CvxCluster’s empirical scaling demonstrates that shape aggregation and convex relaxation render the computational bottleneck dependent on task volume, not cluster or constraint cardinality. For GPU-extended clusters, solution optimality matches MIP for all tractable instances, validating the extensibility of per-shape convex pricing.
Practical and Theoretical Implications
CvxCluster’s methodology fundamentally alters the hardware and workload scaling envelope for cluster schedulers:
- Practical deployment: The approach enables fine-grained, high-frequency scheduling on warehouse-scale infrastructure with complex, heterogeneous demand and constraints, without forfeiting global placement quality.
- Extensibility: The convex + greedy separation supports rapid integration of constraints/policies common in production: job anti-affinity, shape eligibility, resource partitioning, and hierarchical/multi-cluster scheduling.
- Theoretical perspective: The work empirically demonstrates that, for large clusters with a modest number of resource shapes, convex relaxation combined with dual-guided rounding exposes a new regime where near-optimal solutions are computationally tractable.
- Interpretability and Economics: Shadow prices can be directly interpreted as economic indicators for resource scarcity and can inform admission control, chargeback models, or downstream learning-based control policies.

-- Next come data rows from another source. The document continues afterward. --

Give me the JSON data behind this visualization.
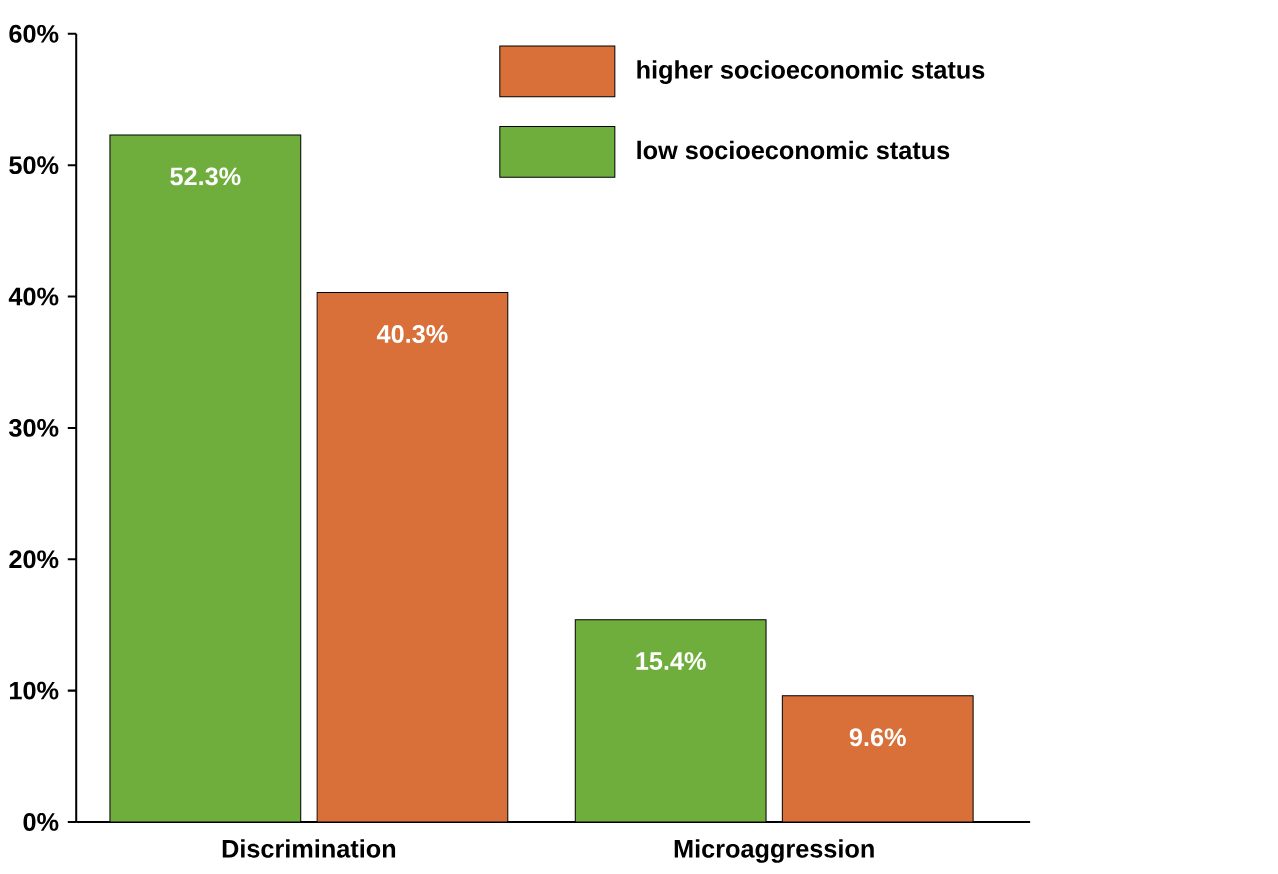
{
  "chart_data": {
    "type": "bar",
    "categories": [
      "Discrimination",
      "Microaggression"
    ],
    "series": [
      {
        "name": "low socioeconomic status",
        "color": "#6fae3c",
        "values": [
          52.3,
          15.4
        ],
        "value_labels": [
          "52.3%",
          "15.4%"
        ]
      },
      {
        "name": "higher socioeconomic status",
        "color": "#d9703a",
        "values": [
          40.3,
          9.6
        ],
        "value_labels": [
          "40.3%",
          "9.6%"
        ]
      }
    ],
    "ylim": [
      0,
      60
    ],
    "yticks": [
      {
        "value": 0,
        "label": "0%"
      },
      {
        "value": 10,
        "label": "10%"
      },
      {
        "value": 20,
        "label": "20%"
      },
      {
        "value": 30,
        "label": "30%"
      },
      {
        "value": 40,
        "label": "40%"
      },
      {
        "value": 50,
        "label": "50%"
      },
      {
        "value": 60,
        "label": "60%"
      }
    ],
    "grid": false,
    "legend": "top right"
  }
}
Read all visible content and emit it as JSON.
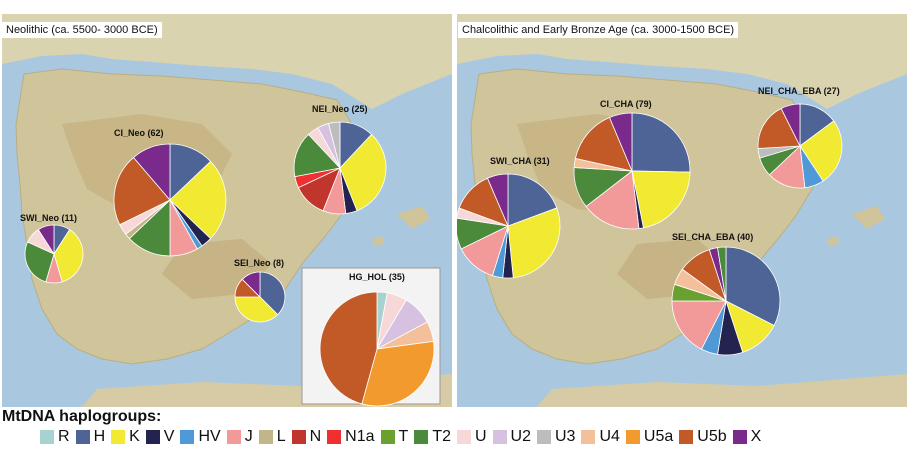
{
  "panels": {
    "left_title": "Neolithic (ca. 5500- 3000 BCE)",
    "right_title": "Chalcolithic and Early Bronze Age (ca. 3000-1500 BCE)"
  },
  "legend": {
    "title": "MtDNA haplogroups:",
    "items": [
      {
        "label": "R",
        "color": "#a6d3cf"
      },
      {
        "label": "H",
        "color": "#4e6496"
      },
      {
        "label": "K",
        "color": "#f2ea32"
      },
      {
        "label": "V",
        "color": "#23234f"
      },
      {
        "label": "HV",
        "color": "#4f9ad6"
      },
      {
        "label": "J",
        "color": "#f29a9a"
      },
      {
        "label": "L",
        "color": "#c2b48b"
      },
      {
        "label": "N",
        "color": "#c0362c"
      },
      {
        "label": "N1a",
        "color": "#ee3030"
      },
      {
        "label": "T",
        "color": "#6aa030"
      },
      {
        "label": "T2",
        "color": "#4a8a3a"
      },
      {
        "label": "U",
        "color": "#f6d8d8"
      },
      {
        "label": "U2",
        "color": "#d6c2e0"
      },
      {
        "label": "U3",
        "color": "#bdbdbd"
      },
      {
        "label": "U4",
        "color": "#f4c09c"
      },
      {
        "label": "U5a",
        "color": "#f39a2e"
      },
      {
        "label": "U5b",
        "color": "#c25a28"
      },
      {
        "label": "X",
        "color": "#7a2a8a"
      }
    ]
  },
  "pies": [
    {
      "id": "ci-neo",
      "label": "CI_Neo (62)",
      "panel": "left",
      "slices": [
        {
          "hg": "H",
          "v": 8
        },
        {
          "hg": "K",
          "v": 15
        },
        {
          "hg": "V",
          "v": 2
        },
        {
          "hg": "HV",
          "v": 1
        },
        {
          "hg": "J",
          "v": 5
        },
        {
          "hg": "T2",
          "v": 8
        },
        {
          "hg": "L",
          "v": 1
        },
        {
          "hg": "U",
          "v": 2
        },
        {
          "hg": "U5b",
          "v": 13
        },
        {
          "hg": "X",
          "v": 7
        }
      ]
    },
    {
      "id": "nei-neo",
      "label": "NEI_Neo (25)",
      "panel": "left",
      "slices": [
        {
          "hg": "H",
          "v": 3
        },
        {
          "hg": "K",
          "v": 8
        },
        {
          "hg": "V",
          "v": 1
        },
        {
          "hg": "J",
          "v": 2
        },
        {
          "hg": "N",
          "v": 3
        },
        {
          "hg": "N1a",
          "v": 1
        },
        {
          "hg": "T2",
          "v": 4
        },
        {
          "hg": "U",
          "v": 1
        },
        {
          "hg": "U2",
          "v": 1
        },
        {
          "hg": "U3",
          "v": 1
        }
      ]
    },
    {
      "id": "swi-neo",
      "label": "SWI_Neo (11)",
      "panel": "left",
      "slices": [
        {
          "hg": "H",
          "v": 1
        },
        {
          "hg": "K",
          "v": 4
        },
        {
          "hg": "J",
          "v": 1
        },
        {
          "hg": "T2",
          "v": 3
        },
        {
          "hg": "U",
          "v": 1
        },
        {
          "hg": "X",
          "v": 1
        }
      ]
    },
    {
      "id": "sei-neo",
      "label": "SEI_Neo (8)",
      "panel": "left",
      "slices": [
        {
          "hg": "H",
          "v": 3
        },
        {
          "hg": "K",
          "v": 3
        },
        {
          "hg": "U5b",
          "v": 1
        },
        {
          "hg": "X",
          "v": 1
        }
      ]
    },
    {
      "id": "hg-hol",
      "label": "HG_HOL (35)",
      "panel": "left",
      "slices": [
        {
          "hg": "R",
          "v": 1
        },
        {
          "hg": "U",
          "v": 2
        },
        {
          "hg": "U2",
          "v": 3
        },
        {
          "hg": "U4",
          "v": 2
        },
        {
          "hg": "U5a",
          "v": 11
        },
        {
          "hg": "U5b",
          "v": 16
        }
      ]
    },
    {
      "id": "ci-cha",
      "label": "CI_CHA (79)",
      "panel": "right",
      "slices": [
        {
          "hg": "H",
          "v": 20
        },
        {
          "hg": "K",
          "v": 17
        },
        {
          "hg": "V",
          "v": 1
        },
        {
          "hg": "J",
          "v": 13
        },
        {
          "hg": "T2",
          "v": 9
        },
        {
          "hg": "U4",
          "v": 2
        },
        {
          "hg": "U5b",
          "v": 12
        },
        {
          "hg": "X",
          "v": 5
        }
      ]
    },
    {
      "id": "nei-cha-eba",
      "label": "NEI_CHA_EBA (27)",
      "panel": "right",
      "slices": [
        {
          "hg": "H",
          "v": 4
        },
        {
          "hg": "K",
          "v": 7
        },
        {
          "hg": "HV",
          "v": 2
        },
        {
          "hg": "J",
          "v": 4
        },
        {
          "hg": "T2",
          "v": 2
        },
        {
          "hg": "U3",
          "v": 1
        },
        {
          "hg": "U5b",
          "v": 5
        },
        {
          "hg": "X",
          "v": 2
        }
      ]
    },
    {
      "id": "swi-cha",
      "label": "SWI_CHA (31)",
      "panel": "right",
      "slices": [
        {
          "hg": "H",
          "v": 6
        },
        {
          "hg": "K",
          "v": 9
        },
        {
          "hg": "V",
          "v": 1
        },
        {
          "hg": "HV",
          "v": 1
        },
        {
          "hg": "J",
          "v": 4
        },
        {
          "hg": "T2",
          "v": 3
        },
        {
          "hg": "U",
          "v": 1
        },
        {
          "hg": "U5b",
          "v": 4
        },
        {
          "hg": "X",
          "v": 2
        }
      ]
    },
    {
      "id": "sei-cha-eba",
      "label": "SEI_CHA_EBA (40)",
      "panel": "right",
      "slices": [
        {
          "hg": "H",
          "v": 13
        },
        {
          "hg": "K",
          "v": 5
        },
        {
          "hg": "V",
          "v": 3
        },
        {
          "hg": "HV",
          "v": 2
        },
        {
          "hg": "J",
          "v": 7
        },
        {
          "hg": "T",
          "v": 2
        },
        {
          "hg": "U4",
          "v": 2
        },
        {
          "hg": "U5b",
          "v": 4
        },
        {
          "hg": "X",
          "v": 1
        },
        {
          "hg": "T2",
          "v": 1
        }
      ]
    }
  ]
}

Limitations and Future Directions
The primary limitation arises from the rounding gap between fractional and discrete assignments, which is fundamentally irreducible without solving the full integer program. In highly overprovisioned clusters or those with extreme packing pressure, every percent of utilization informs placement decisions—though in typical large-scale settings, the 2–5% observed gap is operationally negligible.
Potential directions for future research include:
- Iterative re-solving with post-placement reduced capacities to close the rounding gap.

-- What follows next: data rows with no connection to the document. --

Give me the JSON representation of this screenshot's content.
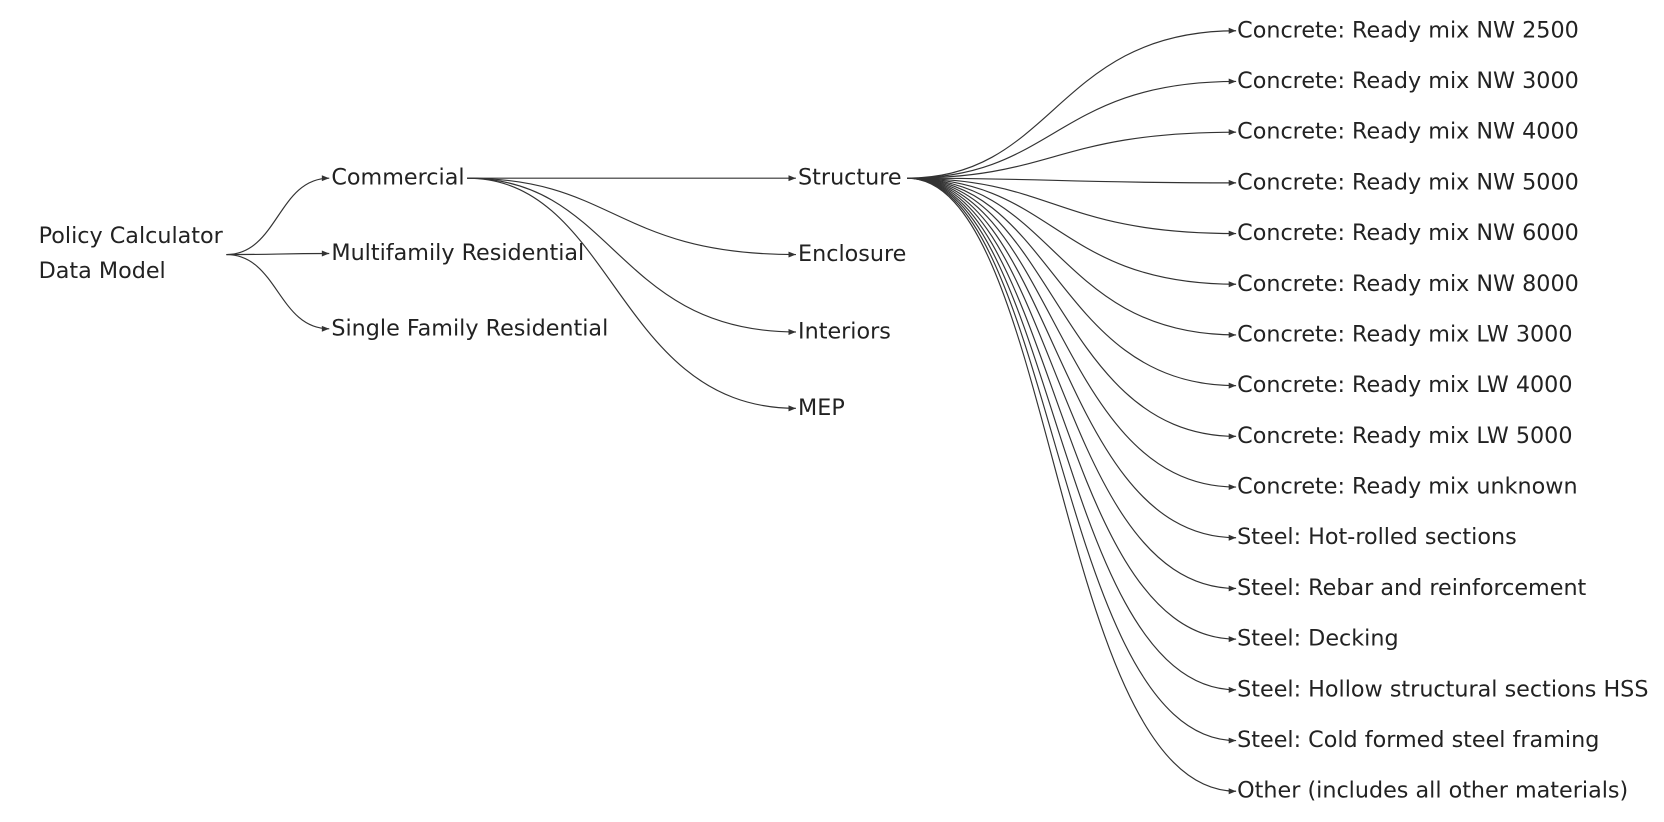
{
  "root": {
    "lines": [
      "Policy Calculator",
      "Data Model"
    ]
  },
  "building_types": [
    "Commercial",
    "Multifamily Residential",
    "Single Family Residential"
  ],
  "categories": [
    "Structure",
    "Enclosure",
    "Interiors",
    "MEP"
  ],
  "materials": [
    "Concrete: Ready mix NW 2500",
    "Concrete: Ready mix NW 3000",
    "Concrete: Ready mix NW 4000",
    "Concrete: Ready mix NW 5000",
    "Concrete: Ready mix NW 6000",
    "Concrete: Ready mix NW 8000",
    "Concrete: Ready mix LW 3000",
    "Concrete: Ready mix LW 4000",
    "Concrete: Ready mix LW 5000",
    "Concrete: Ready mix unknown",
    "Steel: Hot-rolled sections",
    "Steel: Rebar and reinforcement",
    "Steel: Decking",
    "Steel: Hollow structural sections HSS",
    "Steel: Cold formed steel framing",
    "Other (includes all other materials)"
  ]
}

- Dynamic batch size and scheduling interval adaptation in response to queue depth and arrival burstiness.
- Generalization to more complex constraints and extension towards federated/multi-cluster topologies.
- Leveraging shadow prices and placement traces as features or labels for reinforcement learning or meta-scheduling models.
Conclusion
CvxCluster illustrates the practical power of convex relaxation and duality in operational datacenter scheduling. By structurally decoupling global price discovery from discrete, policy-aware packing, the methodology achieves order-of-magnitude speedups without meaningful sacrifice of allocation quality—even under granular placement and resource configuration. This paradigm has broad applicability across infrastructure scheduling, from container orchestration to accelerator allocation, and provides fertile ground for further theoretical and systems advances in scalable resource management.